I have found in code review that it only takes a few lines of code before I lose track of which named variables have safe types and which have unsafe types -- and when an expression uses type inference, or temporaries, or a type that has some safe interfaces and some unsafe interfaces, I actually don't know at all which expressions are safe or unsafe.

If we are really going to stand behind writing small unsafe functions and types as an essential component of our memory safety strategy, then we need a proposal for enforcing a maximum character and/or line length (of course, nobody wants that -- there are other, better options to improve granularity here, but that's what a self-consistent position would require)

I think this should be documented into the proposal as why it chose unsafe expression over @safe(unchecked).
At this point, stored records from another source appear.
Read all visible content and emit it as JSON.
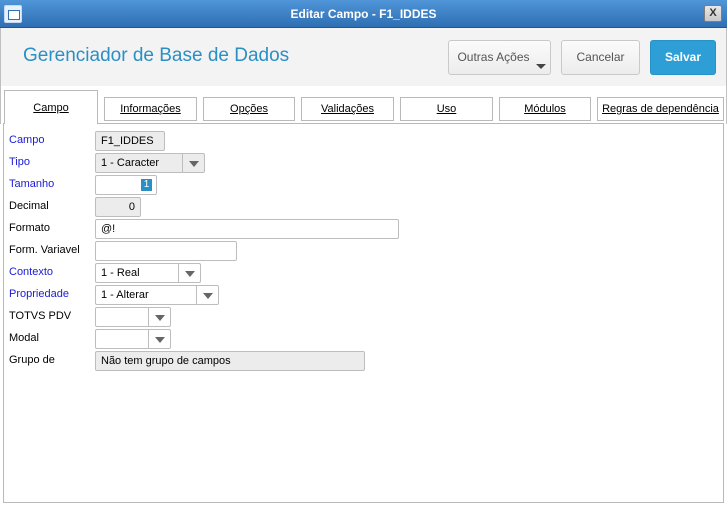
{
  "window": {
    "title": "Editar Campo - F1_IDDES",
    "close_label": "X"
  },
  "header": {
    "app_title": "Gerenciador de Base de Dados",
    "other_actions_label": "Outras Ações",
    "cancel_label": "Cancelar",
    "save_label": "Salvar",
    "save_color": "#2d9fd6"
  },
  "tabs": [
    {
      "label": "Campo",
      "active": true
    },
    {
      "label": "Informações",
      "active": false
    },
    {
      "label": "Opções",
      "active": false
    },
    {
      "label": "Validações",
      "active": false
    },
    {
      "label": "Uso",
      "active": false
    },
    {
      "label": "Módulos",
      "active": false
    },
    {
      "label": "Regras de dependência",
      "active": false
    }
  ],
  "form": {
    "campo": {
      "label": "Campo",
      "value": "F1_IDDES"
    },
    "tipo": {
      "label": "Tipo",
      "value": "1 - Caracter"
    },
    "tamanho": {
      "label": "Tamanho",
      "value": "1"
    },
    "decimal": {
      "label": "Decimal",
      "value": "0"
    },
    "formato": {
      "label": "Formato",
      "value": "@!"
    },
    "form_variavel": {
      "label": "Form. Variavel",
      "value": ""
    },
    "contexto": {
      "label": "Contexto",
      "value": "1 - Real"
    },
    "propriedade": {
      "label": "Propriedade",
      "value": "1 - Alterar"
    },
    "totvs_pdv": {
      "label": "TOTVS PDV",
      "value": ""
    },
    "modal": {
      "label": "Modal",
      "value": ""
    },
    "grupo": {
      "label": "Grupo de",
      "value": "Não tem grupo de campos"
    }
  }
}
I was disliking the change when I first came across Doug’s new commits, but your words convinced me immediately.

Douglas_Gregor · January 10, 2025, 8:06pm

I think it's still sound: we will get a safety-related diagnostic for the code that introduces the unsafety, just not at every call site that can then reach that unsafe code. It's similar to passing a function containing unsafe code along to some safe code that will call it, e.g.,

func doSomething(_ f: ([Int]) -> Void) {
  // "safe" call that could end up calling unsafe code.
  f([1, 2, 3, 4, 5])
}

doSomething { array in
  // flag unsafe code here where it is introduced
  array.withUnsafeBufferPointer { buffer in
    print(buffer[0])
  }
}

We don't prevent you from calling doSomething with a closure containing unsafe code, nor do we call doSomething unsafe. Rather, the unsafe code is diagnosed in the closure itself, and then the unsafety is "erased" by passing the closure along as a value of function type.

The subclass override is analogous: the unsafety is "erased" by the override, so we need to make sure that any code that would make it possible to introduce the unsafety is diagnosed. Making the subclass @unsafe is a conservative way to do so. A narrower way to do this would be to diagnose the conversion to the superclass, but implementing that is a harder for annoying reasons, and I expect this issue not to come up that often.

Yes, you're right. Proposal updated!

Doug

stevapple · January 10, 2025, 8:15pm

I felt slightly worried for the style alignment across the language with the current design. unsafe and @unsafe look similar yet not symmetric with Sendable/await, that is:

Sendable as marker protocol but @unsafe as attribute, also resulting in @Sendable and @unsafe using different cases;
nonisolated as a keyword to opt out of sendability but @unsafe as an attribute;
~~async-await as pair of keywords to indicate use of concurrency, but unsafe corresponds to an @unsafe attribute~~ acceptable because await is also used for actor isolation that doesn’t require async to be presented.

Douglas_Gregor · January 10, 2025, 8:31pm

Sendable, nonisolated, and async all have representation in the type system, whereas @unsafe does not. I acknowledge that programmers might expect consistency here and be surprised when it isn't, but I think the inconsistency is important: most declaration attributes don't change the type of the declaration, and that's the behavior we want for @unsafe.

Doug

Douglas_Gregor · January 10, 2025, 8:52pm

Based on your comments here and additional motivation provided by @geoffreygaren and others, I've come around to agree with your position here. Subsequently, I've updated the proposal and implementation to introduce an unsafe expression:

unsafe <expression>

that suppresses diagnostics about any uses of unsafe constructs within its subexpression, just like try and await acknowledge the use of throwing or asynchronous constructs in their subexpressions. With this change, my sum example looks like this:

extension Array<Int> {
  func sum() -> Int {
    unsafe withUnsafeBufferPointerSimplified { buffer in
      unsafe c_library_sum_function(buffer.baseAddress, buffer.count, 0)
    }
  }
}

The proposal PR has been updated to reflect this change, and I've put up an implementation as well. Toolchains are building now, and I'll update this post with those links once they're ready.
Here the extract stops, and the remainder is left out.